Valor Econômico, v. 20, n. 4978, 09/04/2020. Opinião, p. A12

Comércio global despenca com choques na economia



Os indicadores antecedentes da Organização para Cooperação e Desenvolvimento Econômico (OCDE) apontaram uma queda das atividades jamais vista nas principais economias avançadas e emergentes em março. Os efeitos do combate ao coronavírus retiraram a capacidade preditiva do índice - não é possível ver muito longe, não se sabe quando a pandemia será vencida e os números atuais apenas refletem um presente tenebroso. A Organização Mundial do Comércio apresentou ontem dois cenários e no melhor deles o comércio internacional declinará 13% em 2020. No pior, 31,9%.

O primeiro impacto das medidas contra a covid-19 foi terrível.

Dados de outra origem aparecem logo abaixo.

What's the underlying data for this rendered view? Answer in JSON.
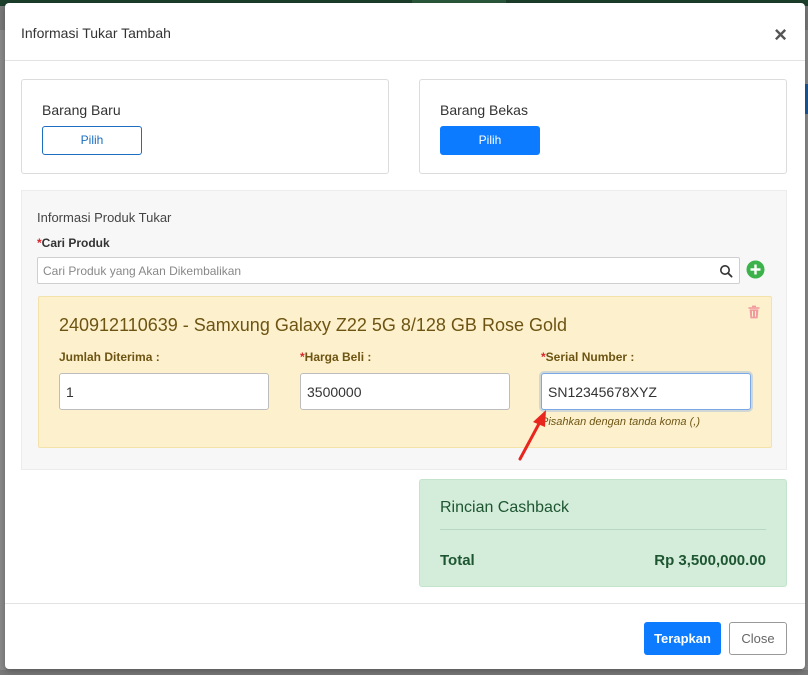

Em relação ao ritmo anterior da economia, China e Índia tiveram recuo de 18%, o Brasil, de 21%, os Estados Unidos, de 25%. A Alemanha é um dos países que se saem pior, com queda de 30%. Na comparação de março em relação ao mesmo mês de 2019, segundo a OCDE, todos os países membros já estão com evolução negativa, segundo os indicadores antecedentes. O PIB brasileiro do primeiro trimestre ainda não saiu, mas, pelo indicador da OCDE, ele será negativo, já que houve piora crescente de janeiro a março.

A Europa, praticamente estagnada no último trimestre do ano passado, entrará em recessão forte, e não se sabe quando sairá dela. O PIB da Alemanha, o motor do crescimento europeu, cairá 20% no segundo trimestre, a maior queda desde 1970, duas vezes superior à retração de 2008. A França vê seu PIB encolher 1,5% a cada duas semanas de quarentena. A estimativa para o primeiro trimestre é de que o PIB mingue 6%, mais até do que durante as jornadas de 1968 e o pior resultado desde a Segunda Guerra Mundial.

A covid-19 quebrou o paradigma alemão. Pela primeira vez em muitos anos, o país terá déficit primário, dada a magnitude do pacote de socorro à economia anunciado: -4,7% do PIB. Sua dívida pública dará um salto de 10 pontos, de 60% para 70% do PIB.

A OMC vê um panorama sombrio imediato e para o futuro traçou dois cenários, um otimista e outro, pessimista. Haverá queda de dois dígitos do comércio internacional em todos os países relevantes. Para isso, projetou para 2020 e 2021 o comportamento do PIB de regiões, que estão na base das perspectivas para o desempenho do comércio. O cenário otimista pressupõe fortes declínios imediatos com uma recuperação que ganha força no segundo semestre e promove altas igualmente fortes nas trocas com o exterior em 2021. No pessimista, as quedas são ainda maiores no curto prazo e a recuperação torna-se prolongada e incerta - ainda em decorrência possível de novos surtos da covid-19 no decorrer do tempo.

As Américas do Sul e Central terão a maior queda do PIB real a taxa de câmbio de mercado: 4,3% no cenário otimista, 11% no pessimista. A Europa vem a seguir, com recuo de 3,5% e 10,8%, um pouco à frente dos Estados Unidos, com 3,3% e 9%.

A América do Sul e Central é a região que terá o maior tombo nas importações, com variação do cenário otimista ao pessimista entre -22,2% a -43,8%. A diminuição de suas exportações será menor, mas igualmente significativa: -12,9% e -31,3%. De todas as regiões, a América do Norte é que perderá mais exportações (-17,1%) e a segunda em diminuição das importações.

A redução do comércio será tão mais intensa quanto maior for a participação nas cadeias globais de valor, especialmente na de automóveis e eletrônicos. Na Ásia, Europa e Estados Unidos, as exportações perderão mais vigor que as importações. Na América do Sul, pouco integrada globalmente, ocorrerá o contrário, com queda maior das compras externas. Da mesma forma, os países da região não são grandes exportadores de serviços, setor gravemente afetado pelas defesas levantadas contra a covid-19. Em tese, isto permitiria que os saldos comerciais não sofram redução violenta ou que o setor externo contribua positivamente para o PIB.

Mas esta não é a realidade de muitos dos países da região. O Brasil é um exportador relevante de commodities, que estão em baixa, várias delas com poucas chances de recuperação diante da prostração da economia global, como petróleo e metais. Para venda de manufaturas, os mercados encolherão, caso dos EUA e Europa. Antes do mundo entrar em parada súbita para deter a covid-19, o Banco Central reviu para baixo o desempenho comercial e projetou saldo de US$ 33,5 bilhões. É bastante provável que ele fique muito abaixo disso.